In this special guest feature David Fishman, Vice President of Marketing for Arcadia Data, puts a new and interesting twist on the hot topic of big data adoption. David is responsible for overall go-to-market strategy and execution. In 3 years as VP marketing at Mirantis, he built the company’s marketing efforts from the ground up, driving the transition from services to become the dominant independent player in OpenStack cloud. He also anchored the team that took Mercury Interactive public. Other past roles include director of enterprise products for global mobile handhelds at HP, and director of the software update SaaS product line at Sun. David is an experienced Six Sigma Master Blackbelt and holds an MBA from Yale.
To read the headlines, it’s easy to think that the only thing bigger than ‘big data’ is big talk about big data, but in fact, it’s been about 3 years since Gartner’s Svetlana Sicular called the start of Hadoop’s “trough of disillusionment.” So it should come as no surprise that big data skeptics with entrenched interests in the status quo — IT specialists and their suppliers alike — are working overtime in waving flags with question marks.
However, no less an authority than Gartner recognizes that the trough of disillusionment is not the end of the road; rather, it’s traverses the inflection point leading to the “slope of enlightenment”. And with the accumulation of big data and analytic experience in the last several years, the shift shows no signs of slowing down.
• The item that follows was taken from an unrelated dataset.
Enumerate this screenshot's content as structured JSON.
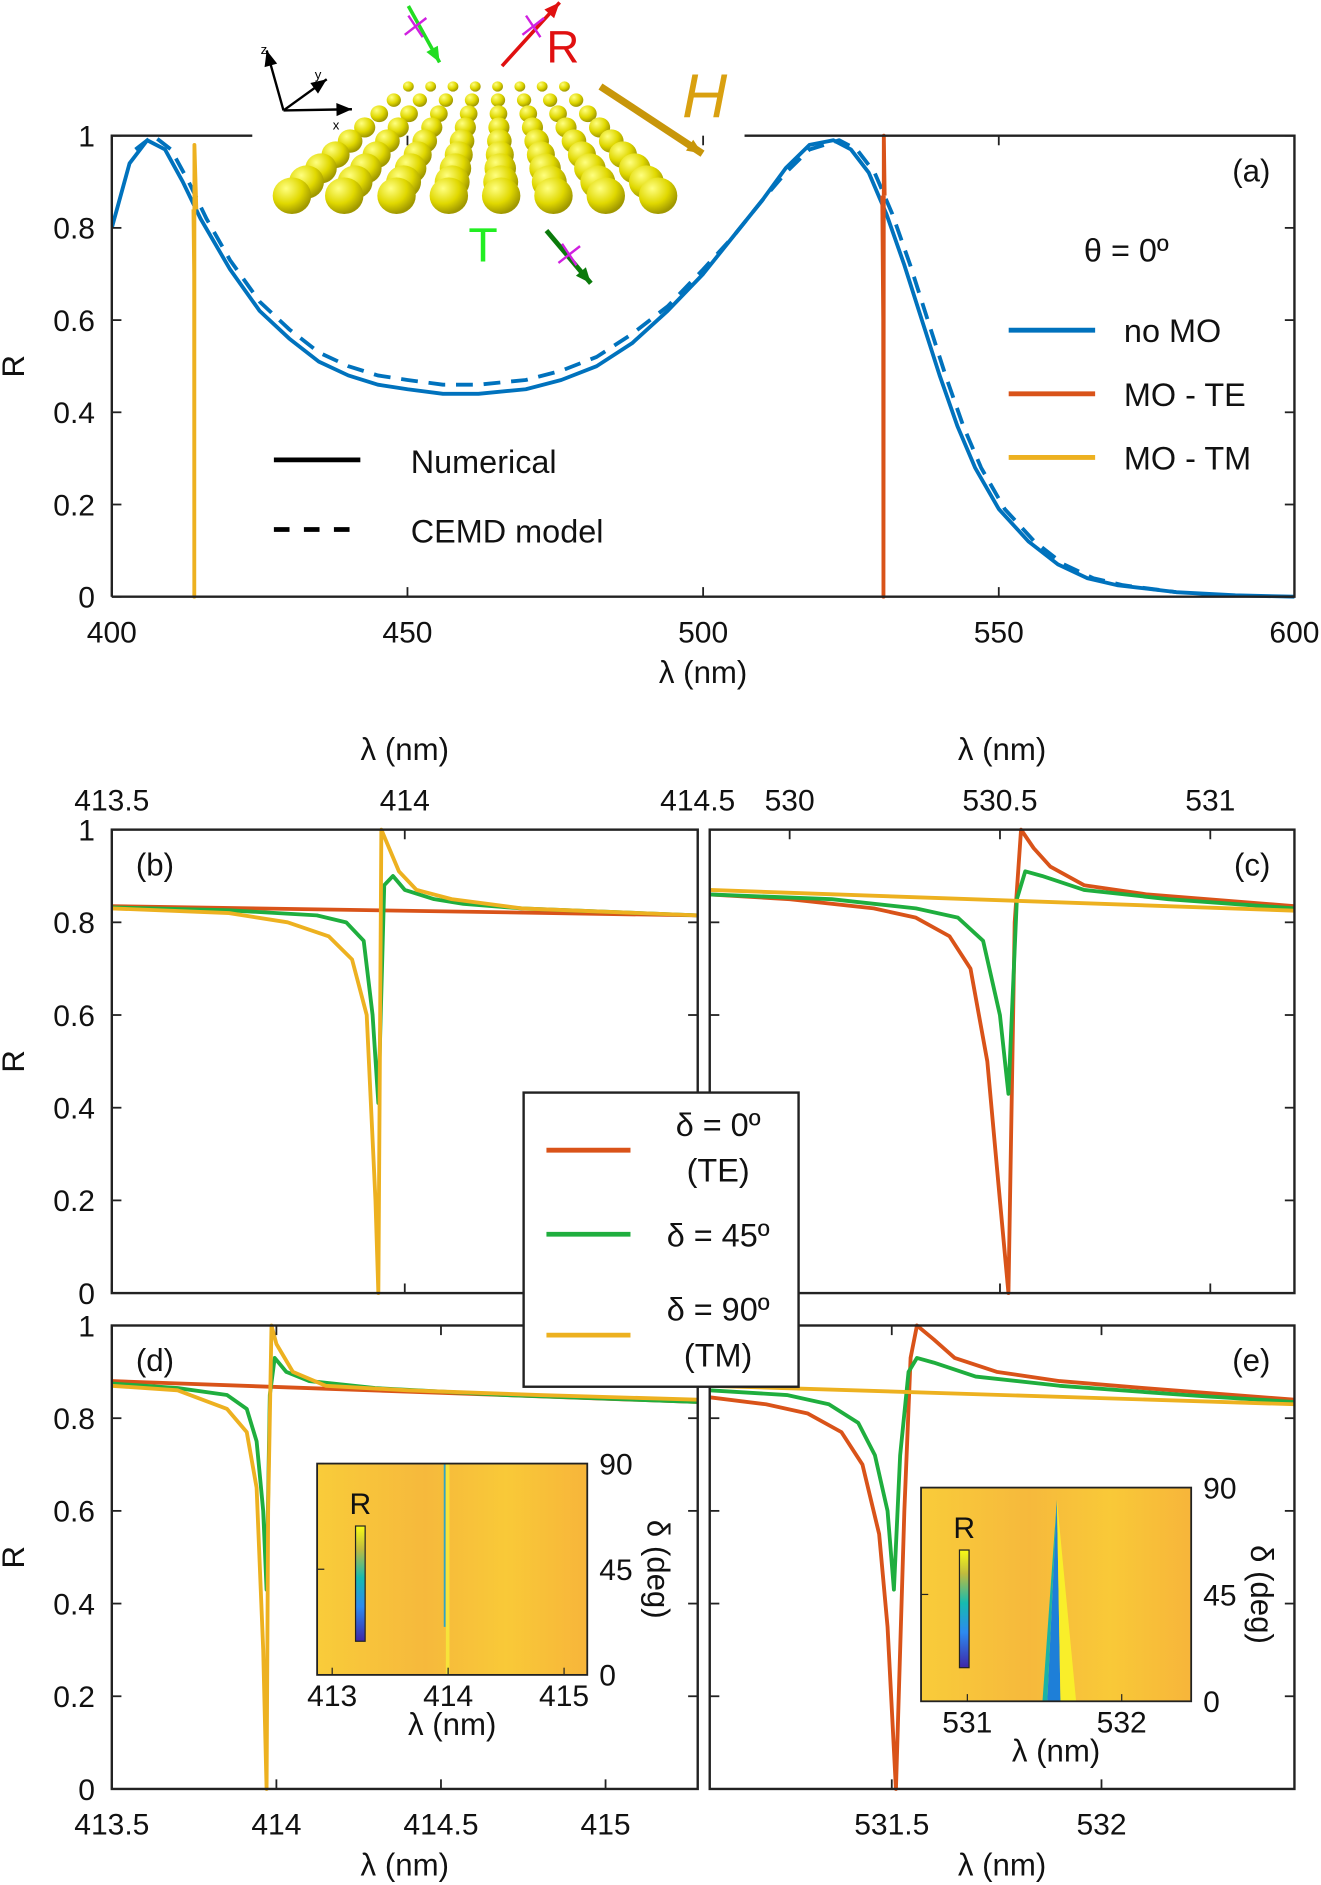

In 2016, big data will quite literally be the elephant in the room. Here’s what I predict you’ll hear from those who think they can continue to ignore it.
1. Business Users Can’t Get Access to Big Data
As organizations flatten and modern mobile technologies demolish old functional barriers, those same organizations have taken to wider dissemination of BI and visualization tools across their workforce. The idea is to facilitate more autonomy for those who are closest to living, breathing business processes, customers, and marketplaces. But that’s only half the equation. Until these users can get well-structured access to ever increasing sources of information, those tools are really an exercise in rearranging the slices on the pie chart. Without direct, well-managed, granular big data access, visualization puts the chart cart before the horse.
2. BI Tools Can’t Process at Data-lake Scale
With the large scale of repositories made possible by Hadoop and the broad range of data sources it can cache, the classic data warehouse is beginning to look like modest lake-front property. In some ways, it parallels the shift from spreadsheets with thousands of lines to visualization and BI tools that tackled unlocking insight from a few million records — the kind of leap that defies an approach of “the same, only more of it”. To unlock the value in big data, BI tools need to start with billions of records and up — think of every click on every mobile phone or every reading from a legion of IoT devices. Without scaling by several orders of magnitude, visualization and insights will be groping in the dark for relevant data. Successful adoption of big data just won’t fit technologies that work with mere millions of records.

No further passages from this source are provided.